# Strong version of Baire Category Theorem

We know that in a complete metric space or compact Hausdorff space the intersection of $\omega$-many open dense sets is dense.

In such spaces is the intersection of fewer than $2^\omega$-many open dense sets dense? What about in compact metric spaces?

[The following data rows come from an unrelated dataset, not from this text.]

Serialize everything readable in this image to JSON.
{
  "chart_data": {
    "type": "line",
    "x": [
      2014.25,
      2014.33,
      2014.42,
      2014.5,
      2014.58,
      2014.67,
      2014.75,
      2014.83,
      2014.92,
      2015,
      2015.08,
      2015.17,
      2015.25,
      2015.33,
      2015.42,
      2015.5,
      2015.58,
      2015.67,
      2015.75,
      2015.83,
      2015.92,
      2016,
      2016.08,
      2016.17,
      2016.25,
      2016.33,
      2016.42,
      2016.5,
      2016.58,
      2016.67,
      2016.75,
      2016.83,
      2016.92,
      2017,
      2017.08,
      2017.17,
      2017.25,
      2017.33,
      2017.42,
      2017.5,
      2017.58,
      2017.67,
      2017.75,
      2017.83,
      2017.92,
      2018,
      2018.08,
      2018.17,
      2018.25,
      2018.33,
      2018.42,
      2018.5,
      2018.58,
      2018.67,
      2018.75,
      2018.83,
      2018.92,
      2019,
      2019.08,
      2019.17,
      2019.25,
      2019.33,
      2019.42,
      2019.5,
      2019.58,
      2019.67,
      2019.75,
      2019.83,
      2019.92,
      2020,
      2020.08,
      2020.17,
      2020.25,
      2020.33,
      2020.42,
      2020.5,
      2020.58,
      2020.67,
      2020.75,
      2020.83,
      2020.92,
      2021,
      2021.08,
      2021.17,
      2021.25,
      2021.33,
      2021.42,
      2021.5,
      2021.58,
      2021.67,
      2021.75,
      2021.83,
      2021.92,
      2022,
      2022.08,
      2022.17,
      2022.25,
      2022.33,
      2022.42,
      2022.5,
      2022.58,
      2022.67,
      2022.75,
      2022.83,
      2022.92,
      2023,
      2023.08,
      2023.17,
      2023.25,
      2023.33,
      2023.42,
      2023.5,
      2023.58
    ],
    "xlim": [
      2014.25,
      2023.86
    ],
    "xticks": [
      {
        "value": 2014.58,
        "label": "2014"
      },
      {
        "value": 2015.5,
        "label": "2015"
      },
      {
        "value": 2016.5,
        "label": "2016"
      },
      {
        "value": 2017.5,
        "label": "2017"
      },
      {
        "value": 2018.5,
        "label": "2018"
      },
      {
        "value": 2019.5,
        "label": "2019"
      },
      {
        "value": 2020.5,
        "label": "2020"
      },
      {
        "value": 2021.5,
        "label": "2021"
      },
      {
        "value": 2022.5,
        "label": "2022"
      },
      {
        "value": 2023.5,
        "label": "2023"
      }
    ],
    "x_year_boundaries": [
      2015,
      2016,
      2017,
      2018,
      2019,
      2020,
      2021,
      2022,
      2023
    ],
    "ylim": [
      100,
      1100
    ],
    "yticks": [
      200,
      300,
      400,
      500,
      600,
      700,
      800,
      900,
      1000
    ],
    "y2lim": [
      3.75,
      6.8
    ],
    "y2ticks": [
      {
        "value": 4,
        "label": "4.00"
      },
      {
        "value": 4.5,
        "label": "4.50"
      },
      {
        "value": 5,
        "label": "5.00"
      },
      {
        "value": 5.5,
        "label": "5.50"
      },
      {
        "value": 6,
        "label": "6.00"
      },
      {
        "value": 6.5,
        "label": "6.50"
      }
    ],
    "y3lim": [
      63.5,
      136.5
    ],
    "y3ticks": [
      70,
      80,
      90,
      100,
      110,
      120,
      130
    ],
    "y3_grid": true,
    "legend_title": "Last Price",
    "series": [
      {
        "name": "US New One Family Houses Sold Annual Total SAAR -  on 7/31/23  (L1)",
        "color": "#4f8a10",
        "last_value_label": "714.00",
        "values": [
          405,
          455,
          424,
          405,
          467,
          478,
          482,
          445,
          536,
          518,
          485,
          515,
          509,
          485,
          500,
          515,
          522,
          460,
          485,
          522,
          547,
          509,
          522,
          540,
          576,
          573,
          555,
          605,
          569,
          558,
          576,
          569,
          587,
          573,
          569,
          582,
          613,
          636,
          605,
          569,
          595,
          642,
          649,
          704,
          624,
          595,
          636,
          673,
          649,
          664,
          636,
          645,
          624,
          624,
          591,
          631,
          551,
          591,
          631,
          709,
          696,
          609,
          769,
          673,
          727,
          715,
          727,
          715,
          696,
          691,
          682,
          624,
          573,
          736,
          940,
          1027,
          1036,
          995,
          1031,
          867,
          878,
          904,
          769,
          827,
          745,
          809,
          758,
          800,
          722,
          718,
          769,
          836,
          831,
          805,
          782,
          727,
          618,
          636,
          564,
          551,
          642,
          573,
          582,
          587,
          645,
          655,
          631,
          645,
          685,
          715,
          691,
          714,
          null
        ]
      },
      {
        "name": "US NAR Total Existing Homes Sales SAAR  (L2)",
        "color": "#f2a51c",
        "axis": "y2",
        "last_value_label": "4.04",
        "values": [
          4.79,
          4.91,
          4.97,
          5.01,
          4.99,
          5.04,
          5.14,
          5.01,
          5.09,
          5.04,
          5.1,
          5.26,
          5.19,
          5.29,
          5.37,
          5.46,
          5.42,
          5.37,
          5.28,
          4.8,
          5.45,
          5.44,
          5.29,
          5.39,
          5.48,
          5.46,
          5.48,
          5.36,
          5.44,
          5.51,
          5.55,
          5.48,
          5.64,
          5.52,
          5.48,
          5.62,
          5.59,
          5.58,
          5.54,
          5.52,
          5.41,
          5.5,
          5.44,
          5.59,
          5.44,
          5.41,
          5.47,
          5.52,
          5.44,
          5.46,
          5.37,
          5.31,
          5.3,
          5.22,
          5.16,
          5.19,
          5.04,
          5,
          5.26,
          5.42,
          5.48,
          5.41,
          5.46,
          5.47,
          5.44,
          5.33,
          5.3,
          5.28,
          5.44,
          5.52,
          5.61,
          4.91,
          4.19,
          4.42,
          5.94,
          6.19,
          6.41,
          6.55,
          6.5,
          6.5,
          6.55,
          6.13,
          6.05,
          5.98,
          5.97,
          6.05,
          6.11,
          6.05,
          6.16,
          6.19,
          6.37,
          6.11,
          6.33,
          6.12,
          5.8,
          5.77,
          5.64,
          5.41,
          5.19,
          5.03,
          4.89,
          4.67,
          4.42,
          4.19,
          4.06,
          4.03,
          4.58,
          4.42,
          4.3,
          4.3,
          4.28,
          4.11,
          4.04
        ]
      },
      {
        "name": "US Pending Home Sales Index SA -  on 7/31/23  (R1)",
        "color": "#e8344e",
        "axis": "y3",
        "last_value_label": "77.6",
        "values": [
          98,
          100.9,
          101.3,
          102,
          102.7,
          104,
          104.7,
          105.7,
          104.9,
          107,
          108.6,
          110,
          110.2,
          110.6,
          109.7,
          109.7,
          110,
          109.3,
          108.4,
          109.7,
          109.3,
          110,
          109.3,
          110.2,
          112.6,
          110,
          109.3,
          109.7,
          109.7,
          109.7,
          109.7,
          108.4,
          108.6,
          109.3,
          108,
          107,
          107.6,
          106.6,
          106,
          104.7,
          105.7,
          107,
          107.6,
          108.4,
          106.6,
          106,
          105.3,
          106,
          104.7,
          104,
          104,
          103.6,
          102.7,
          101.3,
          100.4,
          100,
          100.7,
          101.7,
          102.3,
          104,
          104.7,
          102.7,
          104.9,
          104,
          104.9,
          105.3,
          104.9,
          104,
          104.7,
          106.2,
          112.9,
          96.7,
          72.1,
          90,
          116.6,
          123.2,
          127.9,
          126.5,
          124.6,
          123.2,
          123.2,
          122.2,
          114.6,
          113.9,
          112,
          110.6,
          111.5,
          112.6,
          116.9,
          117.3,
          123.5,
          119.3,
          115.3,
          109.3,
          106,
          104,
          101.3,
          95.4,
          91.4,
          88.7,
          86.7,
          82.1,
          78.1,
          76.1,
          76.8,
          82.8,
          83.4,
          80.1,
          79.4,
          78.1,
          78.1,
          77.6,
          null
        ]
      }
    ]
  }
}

• In fact, I think I remember seeing something similar under a name strong Baire category theorem or SBCT . Maybe you can find a few additional references by searching for this. – Martin Sleziak Dec 9 '14 at 19:01
• Indeed, e.g. math.toronto.edu/tall/publications/55.pdf mentions that MA for countable posets is equivalent to this property of dense open sets for the reals. – Henno Brandsma Dec 9 '14 at 20:32

The statement that for $X$ compact Hausdorff that is ccc (there is no uncountable family of non-empty pairwise disjoint open sets) every intersection of $<2^{\aleph_0}$ open dense sets is dense is equivalent to Martin's axiom MA.
Without the ccc condition on $X$, the statement is false in ZFC. For compact metrisable spaces ccc follows (as these are separable, and this implies ccc), so it would be a consequence of MA. I don't think it is a ZFC fact, though I don't have a consistent counterexample at hand.
It is perhaps also worth noting that the statement 'for all nonempty separable compact Hausdorff spaces, the intersection of $<2^{\aleph_0}$ open dense sets is dense' is equivalent to Martin's Axiom for $\sigma$-centered posets. A subset $C$ of a poset $P$ is centered if for any $p_1,\ldots,p_n\in C$ there is a $q\in P$ such that $q\leq p_i$ for $i\leq n$. A poset is $\sigma$-centered if it is the union of countably many centered sets.